Department of Aerospace Engineering

2005 Distinguished Alumni

James T. Johnson

Aerospace Engineering
BS 1964 and, MS 1965

President, Gulfstream Aerospace Corporation

After getting his BS and MS degrees from Iowa State, James T. Johnson spent the next 28 years with the Boeing Company, starting out as an aerospace engineer and rose to the position of Vice President of Engineering and Product Development and later to Vice President and General Manager of the Renton Division and the Everett Division, where the Boeing 747, 767, and 777 were produced. 

In 1993, he left Boeing and became president of the Large Commercial Engine Group of Pratt and Whitney, a division of United Technologies, and in 1994, he became President of GE Capital Aviation Services, a holding of General Electric. In 1997, he moved to Gulfstream Aerospace Corporation, where he served as president and chief operating officer until his retirement. 

Johnson currently serves as the Chairman of the Board of Trustees of the Museum of Flight in Seattle. He is an Alfred P. Sloan Fellow and earned an MBA from the Massachusetts Institute of Technology in 1977. He is a fellow of AIAA and the Royal Aeronautical Society.

David Klinger

BS, Aerospace Engineering, 1967

Executive Vice President of Lockheed Martin Space Systems

David Klinger began his career with Lockheed Missiles and Space Company as a satellite attitude control systems engineer while pursuing his MS and PhD in aeronautics and astronautics at Stanford.

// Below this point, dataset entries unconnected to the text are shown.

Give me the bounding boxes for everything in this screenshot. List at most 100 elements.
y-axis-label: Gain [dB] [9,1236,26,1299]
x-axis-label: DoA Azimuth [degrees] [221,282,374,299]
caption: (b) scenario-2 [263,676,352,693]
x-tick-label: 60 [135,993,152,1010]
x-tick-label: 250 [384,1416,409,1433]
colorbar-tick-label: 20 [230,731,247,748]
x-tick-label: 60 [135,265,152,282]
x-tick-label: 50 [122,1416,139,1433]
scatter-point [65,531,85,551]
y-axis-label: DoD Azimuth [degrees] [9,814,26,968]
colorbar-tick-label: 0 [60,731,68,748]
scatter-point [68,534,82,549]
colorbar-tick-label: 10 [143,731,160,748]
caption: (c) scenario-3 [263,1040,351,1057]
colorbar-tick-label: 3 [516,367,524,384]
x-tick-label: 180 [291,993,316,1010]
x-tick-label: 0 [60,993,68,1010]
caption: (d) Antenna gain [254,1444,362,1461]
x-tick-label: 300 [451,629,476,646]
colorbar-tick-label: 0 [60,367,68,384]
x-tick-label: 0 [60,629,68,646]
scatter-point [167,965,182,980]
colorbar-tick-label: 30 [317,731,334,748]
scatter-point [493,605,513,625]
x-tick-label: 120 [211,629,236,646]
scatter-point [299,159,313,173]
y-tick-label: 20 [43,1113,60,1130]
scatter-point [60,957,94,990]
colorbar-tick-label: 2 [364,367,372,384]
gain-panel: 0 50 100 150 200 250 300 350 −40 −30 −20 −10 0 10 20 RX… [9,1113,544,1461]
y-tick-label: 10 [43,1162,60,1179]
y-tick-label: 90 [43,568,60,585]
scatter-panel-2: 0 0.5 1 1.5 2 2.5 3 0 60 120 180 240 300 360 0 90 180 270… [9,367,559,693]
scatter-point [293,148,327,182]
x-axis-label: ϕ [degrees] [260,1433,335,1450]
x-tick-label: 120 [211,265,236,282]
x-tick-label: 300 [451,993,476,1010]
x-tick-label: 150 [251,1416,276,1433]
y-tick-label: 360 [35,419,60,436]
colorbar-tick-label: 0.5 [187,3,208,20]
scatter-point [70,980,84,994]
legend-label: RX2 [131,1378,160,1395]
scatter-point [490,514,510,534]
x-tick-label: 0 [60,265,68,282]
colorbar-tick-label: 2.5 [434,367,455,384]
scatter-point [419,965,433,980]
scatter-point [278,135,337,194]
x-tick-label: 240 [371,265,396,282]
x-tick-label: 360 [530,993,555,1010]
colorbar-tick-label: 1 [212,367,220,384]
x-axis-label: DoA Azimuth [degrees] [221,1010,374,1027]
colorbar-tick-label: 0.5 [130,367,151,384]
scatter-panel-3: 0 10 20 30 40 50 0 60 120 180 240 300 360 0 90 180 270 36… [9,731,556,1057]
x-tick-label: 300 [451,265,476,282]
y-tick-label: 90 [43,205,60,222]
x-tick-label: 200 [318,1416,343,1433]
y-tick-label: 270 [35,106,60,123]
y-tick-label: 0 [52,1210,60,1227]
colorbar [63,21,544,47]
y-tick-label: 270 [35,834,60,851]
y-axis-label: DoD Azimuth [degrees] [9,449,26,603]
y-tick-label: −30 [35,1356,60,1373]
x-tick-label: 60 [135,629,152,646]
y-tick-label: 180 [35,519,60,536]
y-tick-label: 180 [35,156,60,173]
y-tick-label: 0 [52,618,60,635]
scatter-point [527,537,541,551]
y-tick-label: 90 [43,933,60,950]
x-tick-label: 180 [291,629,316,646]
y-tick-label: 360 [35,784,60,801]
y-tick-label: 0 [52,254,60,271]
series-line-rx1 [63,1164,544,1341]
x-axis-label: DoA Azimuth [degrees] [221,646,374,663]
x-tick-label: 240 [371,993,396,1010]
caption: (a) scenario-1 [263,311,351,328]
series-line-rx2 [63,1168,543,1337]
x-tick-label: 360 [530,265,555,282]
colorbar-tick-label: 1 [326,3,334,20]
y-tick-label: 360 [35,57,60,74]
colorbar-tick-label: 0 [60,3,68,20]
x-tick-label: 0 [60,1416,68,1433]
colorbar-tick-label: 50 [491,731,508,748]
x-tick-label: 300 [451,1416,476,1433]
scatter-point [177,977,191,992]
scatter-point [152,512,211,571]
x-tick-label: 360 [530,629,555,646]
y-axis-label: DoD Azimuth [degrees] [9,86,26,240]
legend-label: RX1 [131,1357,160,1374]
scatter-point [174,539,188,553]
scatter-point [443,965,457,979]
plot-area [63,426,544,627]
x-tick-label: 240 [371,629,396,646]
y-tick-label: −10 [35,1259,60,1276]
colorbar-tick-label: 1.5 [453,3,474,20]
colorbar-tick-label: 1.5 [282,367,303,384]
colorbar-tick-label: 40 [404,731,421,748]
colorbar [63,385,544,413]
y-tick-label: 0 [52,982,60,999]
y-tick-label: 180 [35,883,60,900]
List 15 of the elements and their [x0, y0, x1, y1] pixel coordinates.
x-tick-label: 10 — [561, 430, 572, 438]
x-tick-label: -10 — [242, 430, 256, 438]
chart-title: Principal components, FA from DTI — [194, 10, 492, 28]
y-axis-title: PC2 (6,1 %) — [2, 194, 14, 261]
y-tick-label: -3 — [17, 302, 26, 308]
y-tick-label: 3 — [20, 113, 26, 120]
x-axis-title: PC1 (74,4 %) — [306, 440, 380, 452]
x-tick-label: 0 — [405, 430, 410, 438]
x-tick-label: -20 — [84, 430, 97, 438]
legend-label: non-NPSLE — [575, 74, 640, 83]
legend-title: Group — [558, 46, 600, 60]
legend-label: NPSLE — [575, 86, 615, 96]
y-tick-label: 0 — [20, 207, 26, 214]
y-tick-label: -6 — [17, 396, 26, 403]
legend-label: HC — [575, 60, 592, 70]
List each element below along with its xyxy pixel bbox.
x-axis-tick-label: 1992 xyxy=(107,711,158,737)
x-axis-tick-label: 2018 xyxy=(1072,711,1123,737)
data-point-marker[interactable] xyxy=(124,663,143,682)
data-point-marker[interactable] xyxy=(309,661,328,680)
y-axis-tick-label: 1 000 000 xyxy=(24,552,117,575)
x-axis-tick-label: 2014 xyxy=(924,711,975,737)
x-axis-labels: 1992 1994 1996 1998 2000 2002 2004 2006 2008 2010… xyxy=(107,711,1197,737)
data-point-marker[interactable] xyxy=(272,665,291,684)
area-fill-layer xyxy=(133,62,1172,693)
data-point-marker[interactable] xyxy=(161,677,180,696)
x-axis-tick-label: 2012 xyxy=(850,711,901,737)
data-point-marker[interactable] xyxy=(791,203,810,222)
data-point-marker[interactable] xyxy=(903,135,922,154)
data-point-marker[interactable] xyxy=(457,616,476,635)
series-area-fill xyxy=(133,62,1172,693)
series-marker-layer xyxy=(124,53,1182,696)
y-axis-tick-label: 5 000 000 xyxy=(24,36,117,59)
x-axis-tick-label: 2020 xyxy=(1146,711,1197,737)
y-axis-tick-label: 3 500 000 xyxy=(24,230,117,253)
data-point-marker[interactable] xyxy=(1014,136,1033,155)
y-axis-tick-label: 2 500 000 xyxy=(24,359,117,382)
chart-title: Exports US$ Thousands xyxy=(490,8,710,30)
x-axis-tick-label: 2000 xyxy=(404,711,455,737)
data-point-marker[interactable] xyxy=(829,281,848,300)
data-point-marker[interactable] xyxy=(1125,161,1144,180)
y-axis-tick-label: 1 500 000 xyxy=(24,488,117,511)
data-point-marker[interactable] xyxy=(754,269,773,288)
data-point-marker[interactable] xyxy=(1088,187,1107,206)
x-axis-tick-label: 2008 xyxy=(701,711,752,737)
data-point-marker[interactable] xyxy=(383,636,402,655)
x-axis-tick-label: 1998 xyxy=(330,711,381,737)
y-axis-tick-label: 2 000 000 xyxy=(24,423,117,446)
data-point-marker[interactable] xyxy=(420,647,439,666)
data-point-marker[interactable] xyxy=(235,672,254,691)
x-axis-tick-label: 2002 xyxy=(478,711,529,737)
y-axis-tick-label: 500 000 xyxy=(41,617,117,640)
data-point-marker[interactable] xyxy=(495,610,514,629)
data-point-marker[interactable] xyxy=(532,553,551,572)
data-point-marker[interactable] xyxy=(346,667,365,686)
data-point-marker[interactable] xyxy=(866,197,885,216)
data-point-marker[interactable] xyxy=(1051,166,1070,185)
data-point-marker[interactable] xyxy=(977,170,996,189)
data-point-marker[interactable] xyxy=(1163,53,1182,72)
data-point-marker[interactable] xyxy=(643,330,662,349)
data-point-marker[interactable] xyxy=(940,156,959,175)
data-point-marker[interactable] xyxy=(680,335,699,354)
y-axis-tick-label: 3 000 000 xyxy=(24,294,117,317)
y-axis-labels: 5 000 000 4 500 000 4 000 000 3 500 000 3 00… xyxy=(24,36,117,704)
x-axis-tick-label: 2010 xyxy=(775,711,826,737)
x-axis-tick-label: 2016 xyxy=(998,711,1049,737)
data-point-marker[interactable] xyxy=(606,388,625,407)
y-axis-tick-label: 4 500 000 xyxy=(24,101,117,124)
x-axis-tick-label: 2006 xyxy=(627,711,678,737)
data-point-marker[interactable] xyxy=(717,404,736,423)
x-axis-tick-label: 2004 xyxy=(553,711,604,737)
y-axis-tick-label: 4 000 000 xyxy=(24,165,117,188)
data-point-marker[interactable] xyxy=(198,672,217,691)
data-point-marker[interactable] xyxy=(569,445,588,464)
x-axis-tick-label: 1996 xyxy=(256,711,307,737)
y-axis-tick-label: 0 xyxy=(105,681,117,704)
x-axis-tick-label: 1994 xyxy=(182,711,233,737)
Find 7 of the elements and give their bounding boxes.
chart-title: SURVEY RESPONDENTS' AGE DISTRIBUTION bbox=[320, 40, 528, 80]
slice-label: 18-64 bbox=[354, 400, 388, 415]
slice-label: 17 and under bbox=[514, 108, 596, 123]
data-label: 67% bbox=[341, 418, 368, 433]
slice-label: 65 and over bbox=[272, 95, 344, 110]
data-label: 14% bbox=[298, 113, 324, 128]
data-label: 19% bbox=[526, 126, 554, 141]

As a control systems engineer at Lockheed, he assumed positions of increasing technical and managerial responsibility, becoming eventually Vice President and Assistant General Manager for the Space Systems Division.

After the merger of Lockheed with Martin Marietta, he held several leadership positions in the company’s military and commercial space programs, rising to Executive Vice President of Quality and Operations, Missiles and Space.

He received the Meritorious Service Award from the National Reconnaissance Office in 2003, the Silver Knight Award from the National Management Association in 2000, and the Employee Recognition for Management Excellence award from Lockheed Martin in 2002.

Dennis A. Muilenburg

BS, Aerospace Engineering, 1986

Vice President and General Manager, Combat Systems
Boeing Integrated Defense Systems

A native of Iowa, Dennis Muilenburg received a BS degree in aerospace engineering from Iowa State and a MS degree from the University of Washington.

He joined Boeing in June 1985 and has held a progression of program management and engineering positions on a broad range of large-scale programs. He was the Weapon System director for the Joint Strike Fighter program.

In 2001, he became Vice President of Programs and Engineering for Air Traffic Management, where he was responsible for the overall development of Boeing’s program to modernize the air traffic management system and to support complementary global communication, navigation, and surveillance services.

In 2003, he became the Boeing Company Vice President and General Manager for Combat Systems, and Program Manager of the Future Combat Systems effort – the centerpiece of the U.S. Army’s network-centric transformation initiative.

Robert E. Uhrig

Theoretical and Applied Mechanics
MS 1950 and PHD 1954

Distinguished Professor, University of Tennessee
Distinguished Scientist, Oak Right National Laboratory

A native of Raymond, Illinois, Robert Uhrig came to Iowa State in 1948 for graduate studies in theoretical and applied mechanics after completing his BS with honors from Illinois.

He was an instructor in engineering mechanics at West Point while on active duty with the U.S. Air Force from 1954 to 1956 and then returned to Iowa State as a faculty member in engineering mechanics and nuclear engineering. In 1960, he became chairman of Nuclear Engineering Sciences at the University of Florida and served as Dean of Engineering from 1968 to 1973.

Uhrig then left academe to become Vice President for Advanced Systems and Technology at Florida Power and Light. During his career, he authored 250 technical articles and two books, was elected Fellow of the American Nuclear Society in 1970, Fellow of the American Association for the Advancement of Science in 1980, and Fellow of ASME in 1980.

In 1969, he received the ASME Pi Tau Sigma Richards Memorial Award as Outstanding Mechanical Engineering Graduate for the Period 1944-1949.  He was the recipient of the Glenn Murphy Award for Outstanding Contributions to Nuclear Engineering Education from the ASEE in 1992.